Cheesecakes, while being extremely delicious, are notoriously difficult to make. This No-Bake version retains all the rich, creamy goodness of a classic baked cheesecake while eliminating the elaborate process!
This recipe is gelatin-free; The lemon juice helps curdle the fats in the batter and helps the cheesecake set and become firm.
If you are unable to acquire graham crackers, you can substitute them with any unflavoured digestive biscuits (McVities is a good digestive biscuit brand to use) and follow the same procedure to make the crust.
While buying your whipped cream, purchase one that has a fat content of at least 30%. This ensures that upon whipping, the cream will form stiff peaks. Tropolite and True Whip are two Indian brands that have the necessary fat content required for whipped cream.
This cheesecake is quite sweet on its own. Pairing it with something slightly acidic such as fresh berries or a berry compote will balance the flavours and improve the overall taste.
Ingredients for the crust:
75g graham cracker crumbs
20g coarse sugar
A pinch of salt
40g unsalted butter, melted
Ingredients for the cheesecake:
340g cream cheese (at room temperature)
55g castor sugar
30g sour cream (click here to make your own sour cream at home)
1 ½ tbsp freshly squeezed lemon juice
150ml whipping cream
45g icing sugar
1 tbsp vanilla extract
Ingredients for Berry Compote:
1 cup fresh berries of your choice (blueberries, strawberries, mulberries, etc)
¼ cup sugar
¼ cup water
1 tbsp cornstarch
1 tbsp cold water
1 tbsp fresh lemon juice
Method to prepare crust:
Add the graham crackers (or digestive biscuits) into a food processor and blend them until fine crumbs have formed.
Alternatively, you can add the graham crackers into a ziplock bag, seal it and beat them the bag using a rolling pin until fine crumbs have formed.
Transfer the crumbs into a small bowl.
Into the bowl, add the castor sugar, salt and melted unsalted butter.
Stir the ingredients together until the mixture resembles the texture of wet sand.
Add the crust mixture into a 7” spring-form pan and press it down tightly using the back of a flat cup to form the base of the cheesecake.
Place the pan into the refrigerator to set until the cheesecake batter is prepared.
Method to prepare the cheesecake batter:
In a large bowl, beat the sugar and cream cheese until well combined.
Add in the sour cream and mix well.
Add in the lemon juice, whisk all the ingredients together until well combined and then set the bowl aside.
In a separate bowl, whip the whipping cream until stiff peaks have formed.
Add half of the whipped cream to the cream cheese mixture and gently mix it in.
Using a spatula, fold in the remaining whipped cream into the mixture, ensuring that you do not deflate the whipped cream.

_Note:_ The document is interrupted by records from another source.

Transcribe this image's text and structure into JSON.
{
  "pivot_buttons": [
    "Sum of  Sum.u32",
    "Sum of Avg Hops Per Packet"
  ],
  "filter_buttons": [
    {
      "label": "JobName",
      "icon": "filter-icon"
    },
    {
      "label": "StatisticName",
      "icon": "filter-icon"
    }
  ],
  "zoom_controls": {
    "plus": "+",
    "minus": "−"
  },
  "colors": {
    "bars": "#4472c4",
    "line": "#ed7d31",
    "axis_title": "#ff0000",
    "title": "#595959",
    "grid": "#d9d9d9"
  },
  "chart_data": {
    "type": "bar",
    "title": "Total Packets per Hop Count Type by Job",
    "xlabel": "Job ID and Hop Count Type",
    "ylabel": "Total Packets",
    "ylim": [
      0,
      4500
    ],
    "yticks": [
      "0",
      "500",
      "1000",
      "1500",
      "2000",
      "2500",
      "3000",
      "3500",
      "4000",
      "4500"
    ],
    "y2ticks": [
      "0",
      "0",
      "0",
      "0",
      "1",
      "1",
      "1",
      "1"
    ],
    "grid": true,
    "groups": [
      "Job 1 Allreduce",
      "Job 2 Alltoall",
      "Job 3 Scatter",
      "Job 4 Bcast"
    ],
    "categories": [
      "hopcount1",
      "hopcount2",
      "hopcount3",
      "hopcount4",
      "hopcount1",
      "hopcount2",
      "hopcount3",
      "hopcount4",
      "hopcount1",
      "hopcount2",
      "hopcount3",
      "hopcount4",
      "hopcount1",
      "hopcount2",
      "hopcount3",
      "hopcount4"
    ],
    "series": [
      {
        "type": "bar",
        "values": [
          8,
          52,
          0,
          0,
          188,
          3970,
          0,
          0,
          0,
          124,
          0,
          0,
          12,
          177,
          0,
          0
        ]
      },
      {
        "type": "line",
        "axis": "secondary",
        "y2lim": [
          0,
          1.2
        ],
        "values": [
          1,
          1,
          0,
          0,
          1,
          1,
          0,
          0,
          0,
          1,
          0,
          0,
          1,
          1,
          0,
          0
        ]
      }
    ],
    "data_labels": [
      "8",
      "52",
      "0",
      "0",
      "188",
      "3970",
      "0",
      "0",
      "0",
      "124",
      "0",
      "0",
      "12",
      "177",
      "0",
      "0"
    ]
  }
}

Do not overmix at this stage or your cheesecake will turn out dense.
Add the cheesecake batter to the prepared crust and refrigerate for 5-6 hours (preferably overnight) or until firm.

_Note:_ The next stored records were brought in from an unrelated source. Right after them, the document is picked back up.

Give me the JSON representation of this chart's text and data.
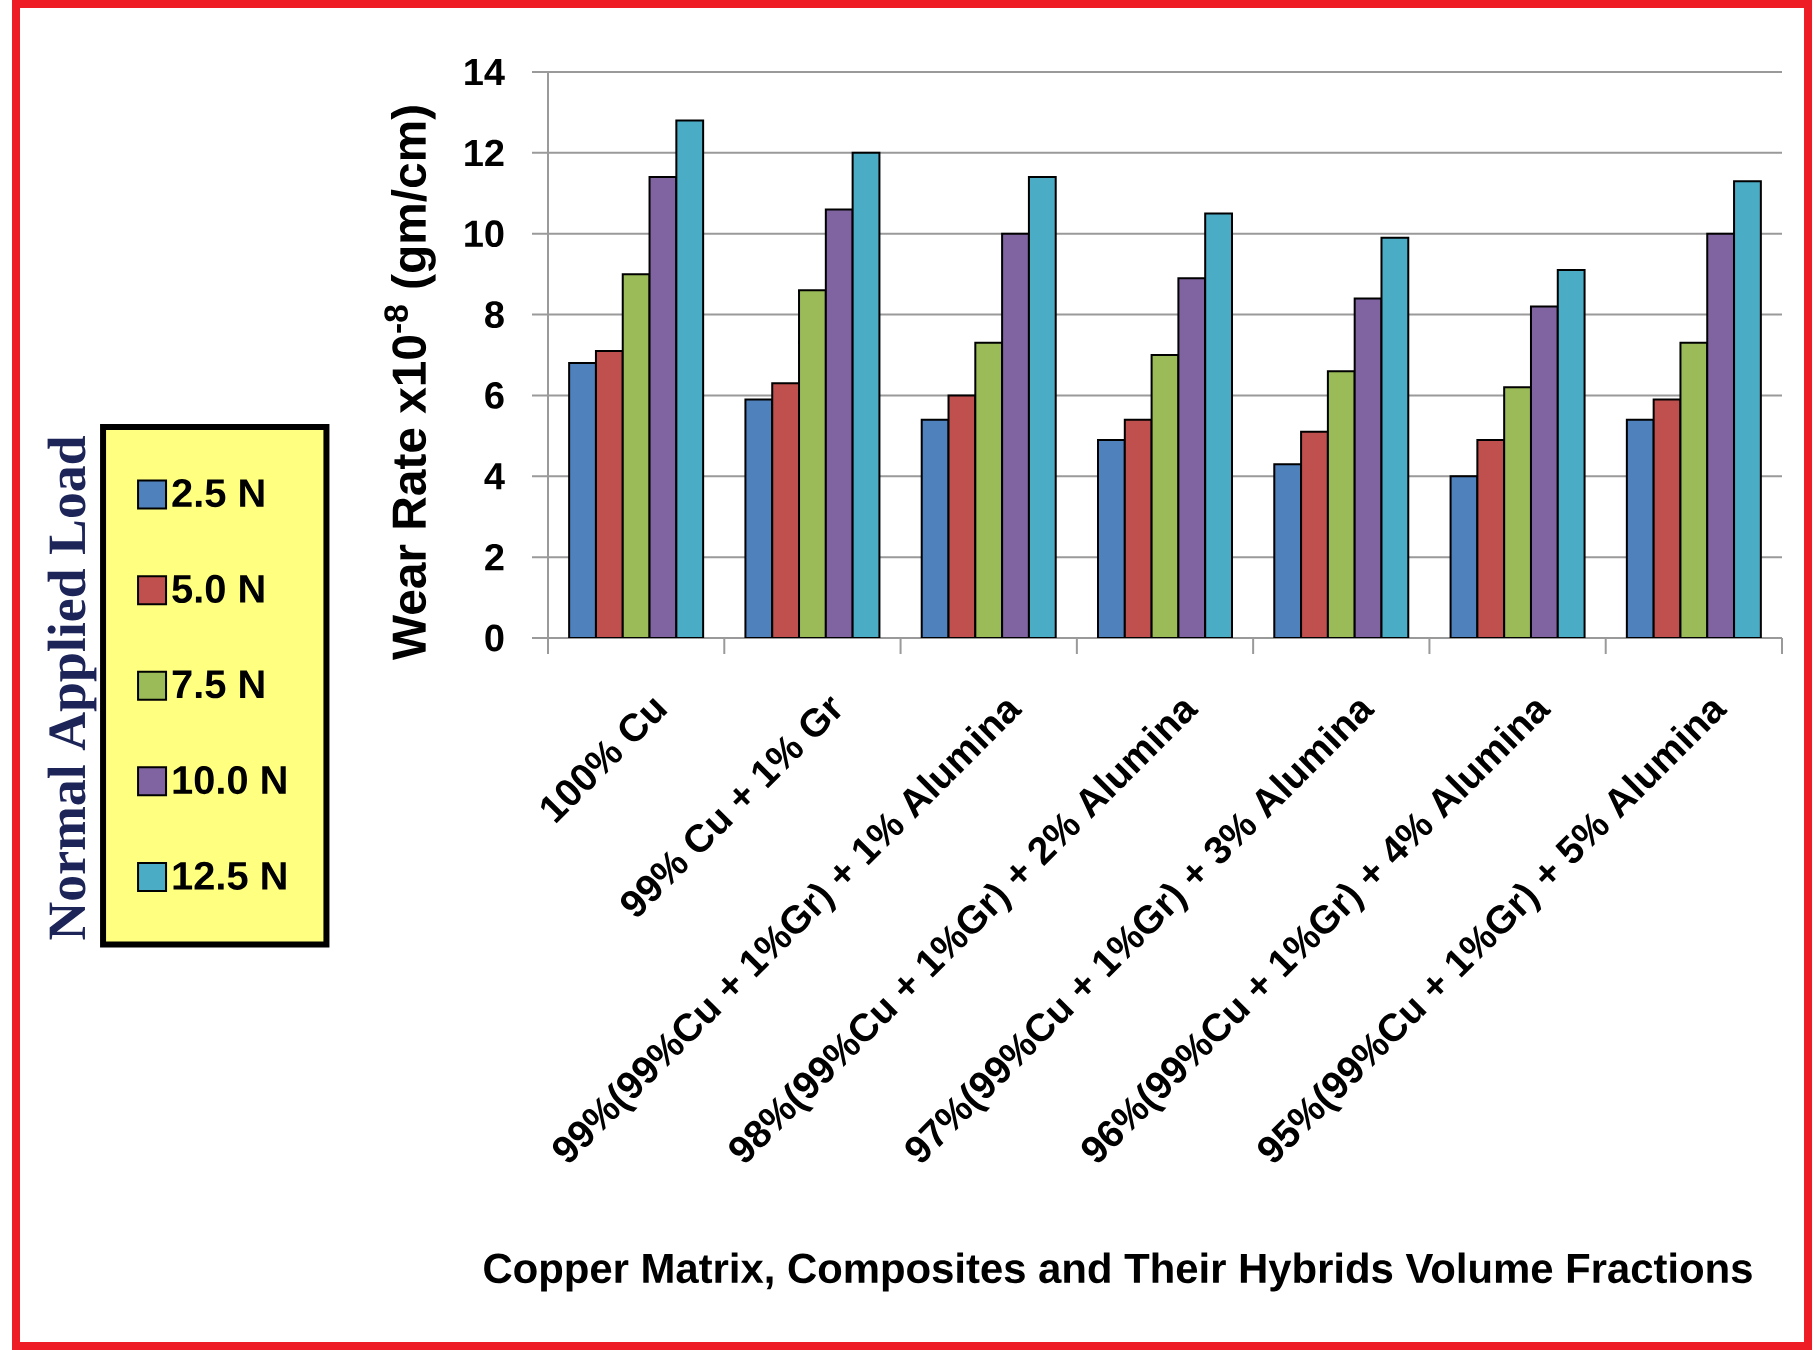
{
  "chart_data": {
    "type": "bar",
    "xlabel": "Copper Matrix, Composites and Their Hybrids Volume Fractions",
    "ylabel": "Wear Rate x10$^{-8}$ (gm/cm)",
    "legend_title": "Normal Applied Load",
    "categories": [
      "100% Cu",
      "99% Cu + 1% Gr",
      "99%(99%Cu + 1%Gr) + 1% Alumina",
      "98%(99%Cu + 1%Gr) + 2% Alumina",
      "97%(99%Cu + 1%Gr) + 3% Alumina",
      "96%(99%Cu + 1%Gr) + 4% Alumina",
      "95%(99%Cu + 1%Gr) + 5% Alumina"
    ],
    "series": [
      {
        "name": "2.5 N",
        "color": "#4f81bd",
        "values": [
          6.8,
          5.9,
          5.4,
          4.9,
          4.3,
          4.0,
          5.4
        ]
      },
      {
        "name": "5.0 N",
        "color": "#c0504d",
        "values": [
          7.1,
          6.3,
          6.0,
          5.4,
          5.1,
          4.9,
          5.9
        ]
      },
      {
        "name": "7.5 N",
        "color": "#9bbb59",
        "values": [
          9.0,
          8.6,
          7.3,
          7.0,
          6.6,
          6.2,
          7.3
        ]
      },
      {
        "name": "10.0 N",
        "color": "#8064a2",
        "values": [
          11.4,
          10.6,
          10.0,
          8.9,
          8.4,
          8.2,
          10.0
        ]
      },
      {
        "name": "12.5 N",
        "color": "#4bacc6",
        "values": [
          12.8,
          12.0,
          11.4,
          10.5,
          9.9,
          9.1,
          11.3
        ]
      }
    ],
    "ylim": [
      0,
      14
    ],
    "yticks": [
      0,
      2,
      4,
      6,
      8,
      10,
      12,
      14
    ],
    "grid": "y",
    "legend": "left"
  }
}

This cheesecake remains fresh for 1 week when refrigerated.
Method to prepare berry compote:
Add the berries, ¼ cup water, sugar and lemon juice to a heavy bottomed saucepan and set it on medium heat.
Make a slurry by combining the cornstarch and 1 tbsp of cold water (this helps thicken the mixture).
Once the berry mixture in the saucepan comes to a boil, add the slurry.
Reduce the heat to low and mix constantly.
Once the sauce is thick enough to coat the back of a metal spoon, take it off the heat and allow the mixture to come to room temperature.
Do not allow the compote to cool completely or else it won’t set on top of the cheesecake.
Pour the warm compote onto the cheesecake and set in the fridge until firm.